You need to distinguish two different regions. As long as you are not too close to either black hole their gravitational potentials will just add. This is the linear region. Close to either black hole this linearity breaks down and we enter the non-linear region.
In the linear region the time dilation (relative to an observer at infinity) is well approximated by the weak field expression:
$$ t_r = \sqrt{1 +\frac{2\Phi}{c^2}} \tag{1} $$
where $\Phi$ is the Newtonian gravitational potential. In fact for a single black hole the Newtonian potential is:
$$ \Phi = -\frac{GM}{r} $$
and substituting this in equation (1) gives us the relativistic expression that you cite:
$$ t_r = \sqrt{1 - \frac{2GM}{c^2r}} \tag{1} $$
However be cautious about assigning too much significance to this as it's just a coincidence. The meaning of the variable $r$ is different in the Newtonian and relativistic theories.

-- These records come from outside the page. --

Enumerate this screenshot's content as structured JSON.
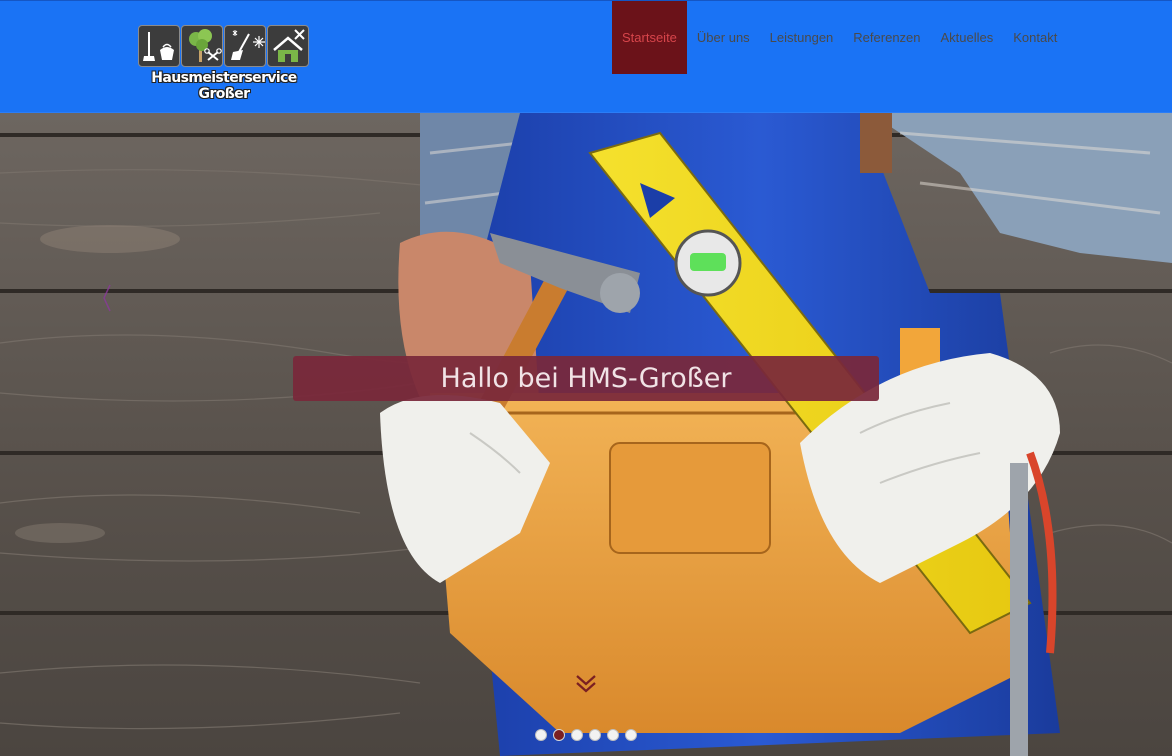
{
  "logo": {
    "line1": "Hausmeisterservice",
    "line2": "Großer",
    "icons": [
      "broom-bucket-icon",
      "tree-shears-icon",
      "shovel-snowflake-icon",
      "house-tools-icon"
    ]
  },
  "nav": {
    "items": [
      {
        "label": "Startseite",
        "active": true
      },
      {
        "label": "Über uns"
      },
      {
        "label": "Leistungen"
      },
      {
        "label": "Referenzen"
      },
      {
        "label": "Aktuelles"
      },
      {
        "label": "Kontakt"
      }
    ]
  },
  "hero": {
    "title": "Hallo bei HMS-Großer",
    "scroll_icon": "chevron-down-icon",
    "slides": 6,
    "active_slide": 2
  },
  "colors": {
    "header_bg": "#1a73f5",
    "nav_active_bg": "#6b1219",
    "nav_active_text": "#d7454b",
    "banner_bg": "#7a283a",
    "dot_active": "#7a1f22"
  }
}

Anyhow, provided we are in the linear region to calculate the time dilation for two (or more) black holes we need only calculate the total gravitational potential, and this is just the sum of the two separate potentials:
$$ \Phi_t = -\frac{GM_1}{r_1} - \frac{GM_2}{r_2} $$
and substituting this in equation (1) is going to give the expression that you suggest in your question:
$$ t_r = \sqrt{1 +\frac{2\Phi_t}{c^2}} = \sqrt{1 -\frac{2G}{c^2}\left( \frac{M_1}{r_1} + \frac{M_2}{r_2} \right)} \tag{2} $$
This works for the linear region, but there is still the non-linear region to consider i.e. close to one or both of the black holes. The trouble is that there is no analytic solution for the metric that describes two orbiting black holes. All we can say is that equation (2) will become increasingly inaccurate the closer we approach. We would need to do a numeric calculation to get an accurate result.